Saturday, September 10, 2005

New Mosin-Nagant and Ruger P-90 Range Report

After the girls went down for their afternoon nap I drove over to Surplus City to see if he had anything neat in stock. I looked at a few interesting toys, including a mint-condition HK-94 carbine. It was sweet, but he was asking $2400. Since that's a bit out of my price range I just picked up another Mosin-Nagant.

The rifle I got today is an M1938 carbine made at the Soviet Ishevsk arsenal in 1941, and subsequently arsenal refurbished. The workmanship on the metal, while not outstanding, doesn't have the "gnawed out of steel by beavers" look typical of Mosin-Nagants made from 1942 - 44. As with most M1938s I've seen, it has an M-1944 stock, identifiable by the cutout for the '44's folding bayonet. The stock is laminated wood (a fancy term for plywood) finished with varnish. It's stamped with a square with a diagonal line through it, indicating the rifle was arsenal reworked. The bore is in excellent condition and I didn't see any obvious pitting underneath the bluing on any of the metal. As with every other M1938 I've seen, save one, the muzzle has been counterbored. The action is pretty smooth for a Mosin, although my M1891/30 and Finnish m/39 have better triggers. Not bad for $115 OTD.

The M1938 came without any accessories, so I need to find an appropriate sling. I already have plenty of Soviet 7.62x54R in clips, the M-N combo tool, and a mag pouch or two. Once equipped with a sling, the M1938 would make a dandy gun for bumming around with in the woods. It's light and handy, and points well. It's main drawback is the rather unergonomic safety, and it might be faster to get into action with the safety off and the bolt closed on an empty chamber.

While I couldn't shoot the Mosin tonight I was able to go to the Lower Providence Rod & Gun Club indoor range with my dad, and brought along my Ruger P-90. I picked this up back in June and up until tonight it had 116 rounds of Sellier & Bellot .45 ACP Ball through it without any issues. Earlier this week I received from Midway two more OEM magazines and a Bianchi 5L holster, so I really wanted to put some more rounds through it.

I brought along 3 boxes of .45 230 grain FMJ ammo. One box was Wolf while the others were Federal American Eagle. Incidentally, the Ruger manual specifically states that the gun is made to shoot any factory .45 ACP made with brass, aluminum, or steel cases.

I started off with the Wolf. It fed and ejected flawlessly, but two rounds failed to fire the first time the hammer dropped. Both rounds went off on the second strike. I've shot a fair amount of Wolf ammo previously in .45 ACP, .223, and 7.62x39 and this is the first time I've had any problems. I'll continue to buy it but for practice only, and may get the chance to practice immediate action drills. As with my Springfield M1911, the Wolf ammo shot as accurately as American-made ammo.

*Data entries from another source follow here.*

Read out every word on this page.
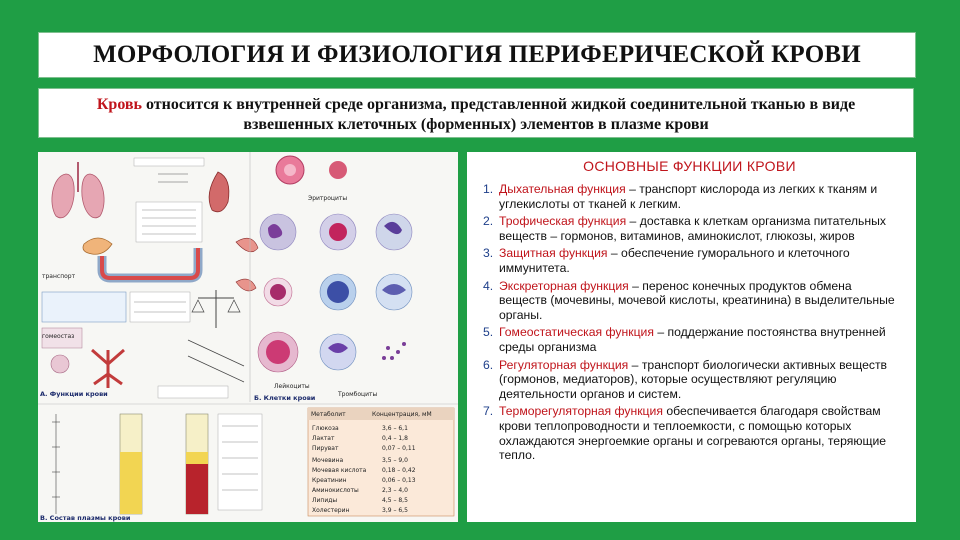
МОРФОЛОГИЯ И ФИЗИОЛОГИЯ ПЕРИФЕРИЧЕСКОЙ КРОВИ
Кровь относится к внутренней среде организма, представленной жидкой соединительной тканью в виде взвешенных клеточных (форменных) элементов в плазме крови
транспорт
гомеостаз
А. Функции крови
Эритроциты
Лейкоциты
Тромбоциты
Б. Клетки крови
Метаболит	Концентрация, мМ
Глюкоза	3,6 – 6,1
Лактат	0,4 – 1,8
Пируват	0,07 – 0,11
Мочевина	3,5 – 9,0
Мочевая кислота	0,18 – 0,42
Креатинин	0,06 – 0,13
Аминокислоты	2,3 – 4,0
Липиды	4,5 – 8,5
Холестерин	3,9 – 6,5
В. Состав плазмы крови
ОСНОВНЫЕ ФУНКЦИИ КРОВИ
1. Дыхательная функция – транспорт кислорода из легких к тканям и углекислоты от тканей к легким.
2. Трофическая функция – доставка к клеткам организма питательных веществ – гормонов, витаминов, аминокислот, глюкозы, жиров
3. Защитная функция – обеспечение гуморального и клеточного иммунитета.
4. Экскреторная функция – перенос конечных продуктов обмена веществ (мочевины, мочевой кислоты, креатинина) в выделительные органы.
5. Гомеостатическая функция – поддержание постоянства внутренней среды организма
6. Регуляторная функция – транспорт биологически активных веществ (гормонов, медиаторов), которые осуществляют регуляцию деятельности органов и систем.
7. Терморегуляторная функция обеспечивается благодаря свойствам крови теплопроводности и теплоемкости, с помощью которых охлаждаются энергоемкие органы и согреваются органы, теряющие тепло.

The American Eagle ammo was cleaner and less smoky than the Wolf. I had one instance of premature slide lock with it in one of the new mags. My mags are numbered. One time when running magazine #3 the slide locked back after the seventh round, leaving the 8th round sitting on top of the feed lips. I ran several magazine-fulls through the magazine after this malf and had no issues. I'm not sure if it's ammo or mag-related, or just a case of poop happens. With a single possibly gun-related malf in 216 rounds I am comfortable that the Ruger is a gun I can stake my life on.

After 150 rounds, 50 of which were rather dirty Wolf, the Ruger cleaned up in about 10 minutes using only Ballistol. As an experiment, I am using only Ballistol for lubrication and cleaning of the P-90 for the first 500 or so rounds. So far, so good. After about 500 rounds I'll clean the gun with Hoppe's No.9 to see if I can tell any difference in the results.

Dad shot his S&W Model 627 (".357 Mag - Eight Times") and Model 625. The latter, especially, is scary accurate, which mirrors my brother's an my experience with our 625s.